Electronic – Why is a MOSFET triggered by Vgs and not Vgd


Looking carefully at this diagram of one type of MOSFET:

enter image description here

(found in this application note)

We can see the device is virtually symmetrical. What makes the gate reference itself to the source and not the drain?

Also, why would the gate oxide break down at 20V Vgs and not 20V Vgd?

(Not a homework question. Just curiosity.)

Best Answer

Because the Figure 1 you posted refers to a 4-terminal device, not a 3-terminal one. If you look at the schematic symbol in Figure 1, you'll note that the body terminal is a separate terminal not connected to the source terminal. MOSFETs for sale are almost always 3-terminal devices where source and body are connected together.

If memory serves me right (not 100% sure -- seems to be corroborated by this handout), in a 4-terminal device there is no difference between source and drain, and it is the gate-body voltage that determines the on-state of the channel -- with the caveat that the body is supposed to be the most negative voltage in the circuit for an N-channel device, or most positive voltage in the circuit for a P-channel device.

(edit: found a reference for MOSFET device physics. The source-drain behavior is still symmetric, but depends on both gate-source and gate-drain voltages. In N-channel, if both are negative, the channel is nonconducting. If one is greater than the threshold voltage, then you get saturation behavior (constant-current). If both are greater than the threshold voltage, you get triode behavior (constant-resistance).

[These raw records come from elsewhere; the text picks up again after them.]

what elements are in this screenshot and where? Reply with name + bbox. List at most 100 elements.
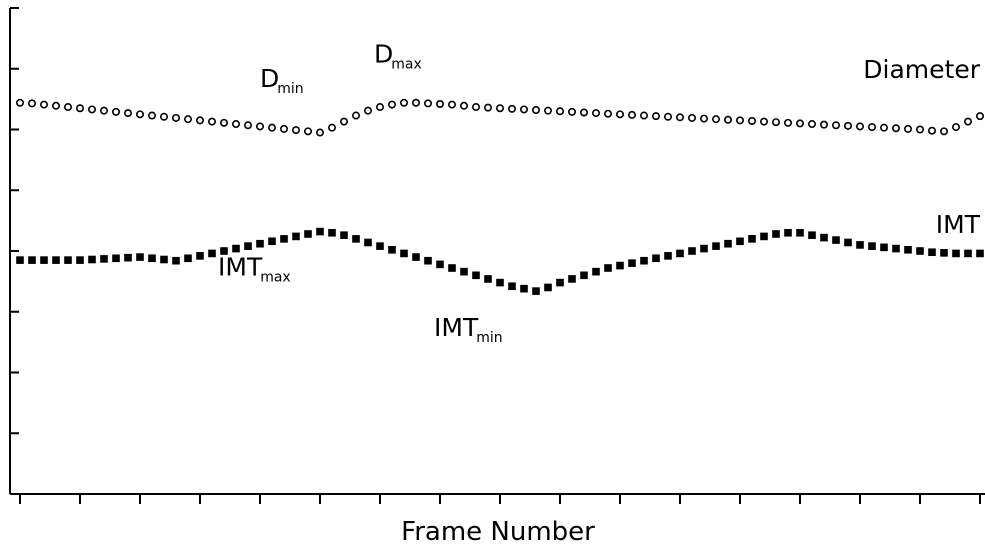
diameter-point (543, 106, 552, 115)
diameter-point (495, 104, 504, 113)
imt-point (40, 256, 48, 264)
imt-point (604, 264, 612, 272)
imt-point (640, 256, 648, 265)
diameter-point (795, 119, 804, 128)
imt-point (304, 230, 312, 238)
diameter-point (327, 123, 336, 132)
diameter-point (112, 107, 121, 116)
imt-point (700, 244, 708, 253)
diameter-point (76, 104, 85, 113)
diameter-point (39, 100, 48, 109)
imt-point (940, 249, 948, 257)
diameter-point (279, 124, 288, 133)
imt-point (616, 261, 624, 270)
imt-point (916, 247, 924, 255)
diameter-point (519, 105, 528, 114)
annotation-imtmax: IMTmax (218, 252, 291, 285)
diameter-point (51, 101, 60, 110)
diameter-point (867, 123, 876, 132)
diameter-point (471, 103, 480, 112)
imt-point (880, 243, 888, 252)
diameter-point (807, 120, 816, 129)
imt-point (952, 249, 960, 258)
diameter-point (507, 104, 516, 113)
diameter-point (196, 116, 205, 125)
imt-point (388, 245, 396, 254)
diameter-point (124, 109, 133, 118)
imt-point (88, 255, 96, 264)
diameter-point (172, 113, 181, 122)
imt-point (136, 253, 144, 261)
imt-point (256, 239, 264, 248)
imt-point (568, 275, 576, 283)
diameter-point (184, 115, 193, 124)
imt-point (520, 284, 528, 293)
diameter-point (651, 112, 660, 121)
imt-point (436, 260, 444, 269)
diameter-point (555, 107, 564, 116)
diameter-point (387, 100, 396, 109)
imt-point (340, 231, 348, 240)
imt-point (352, 235, 360, 243)
diameter-point (339, 117, 348, 126)
annotation-dmin: Dmin (260, 64, 304, 97)
imt-point (148, 254, 156, 263)
diameter-point (351, 111, 360, 120)
annotation-imtmin: IMTmin (434, 313, 503, 346)
diameter-point (315, 128, 324, 137)
diameter-point (375, 103, 384, 112)
diameter-point (627, 110, 636, 119)
imt-point (784, 228, 792, 237)
diameter-point (747, 116, 756, 125)
imt-point (580, 271, 588, 280)
diameter-point (759, 117, 768, 126)
diameter-point (291, 126, 300, 135)
imt-point (844, 238, 852, 247)
imt-point (376, 242, 384, 250)
diameter-point (88, 105, 97, 114)
imt-point (904, 245, 912, 254)
imt-point (184, 254, 192, 263)
diameter-point (603, 109, 612, 118)
imt-point (592, 267, 600, 276)
imt-point (712, 242, 720, 250)
diameter-point (148, 111, 157, 120)
imt-point (760, 232, 768, 241)
imt-point (892, 244, 900, 253)
imt-point (220, 247, 228, 255)
diameter-point (783, 118, 792, 127)
imt-point (808, 231, 816, 240)
diameter-point (831, 121, 840, 130)
diameter-point (975, 112, 984, 121)
diameter-point (100, 106, 109, 115)
diameter-point (15, 98, 24, 107)
imt-point (976, 249, 984, 258)
imt-point (112, 254, 120, 263)
chart-labels: Diameter IMT Dmin Dmax IMTmax IMTmin (218, 40, 981, 346)
diameter-point (819, 120, 828, 129)
diameter-point (459, 101, 468, 110)
imt-point (628, 259, 636, 267)
imt-point (532, 287, 540, 295)
diameter-point (567, 107, 576, 116)
imt-point (676, 249, 684, 258)
diameter-point (855, 122, 864, 131)
imt-point (364, 238, 372, 247)
annotation-dmax: Dmax (374, 40, 422, 73)
diameter-point (891, 124, 900, 133)
diameter-point (639, 111, 648, 120)
imt-point (292, 232, 300, 241)
diameter-point (447, 100, 456, 109)
imt-point (556, 278, 564, 287)
imt-point (508, 282, 516, 291)
diameter-point (411, 98, 420, 107)
imt-point (736, 237, 744, 246)
diameter-point (255, 122, 264, 131)
diameter-point (699, 114, 708, 123)
diameter-point (208, 117, 217, 126)
diameter-point (687, 113, 696, 122)
imt-point (64, 256, 72, 264)
diameter-point (915, 125, 924, 134)
diameter-point (435, 99, 444, 108)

The body/bulk/substrate still needs to be the most negative voltage in the circuit, so to get the reversed behavior in a circuit, body + drain would need to be tied together.

In a P-channel device, this polarity is reversed.)

Look carefully at the conventional schematic symbols for N- and P-channel MOSFETs (from Wikipedia):

n-channel p-channel

and the Wikipedia figure on MOSFET functioning, and you'll see the body-source connection.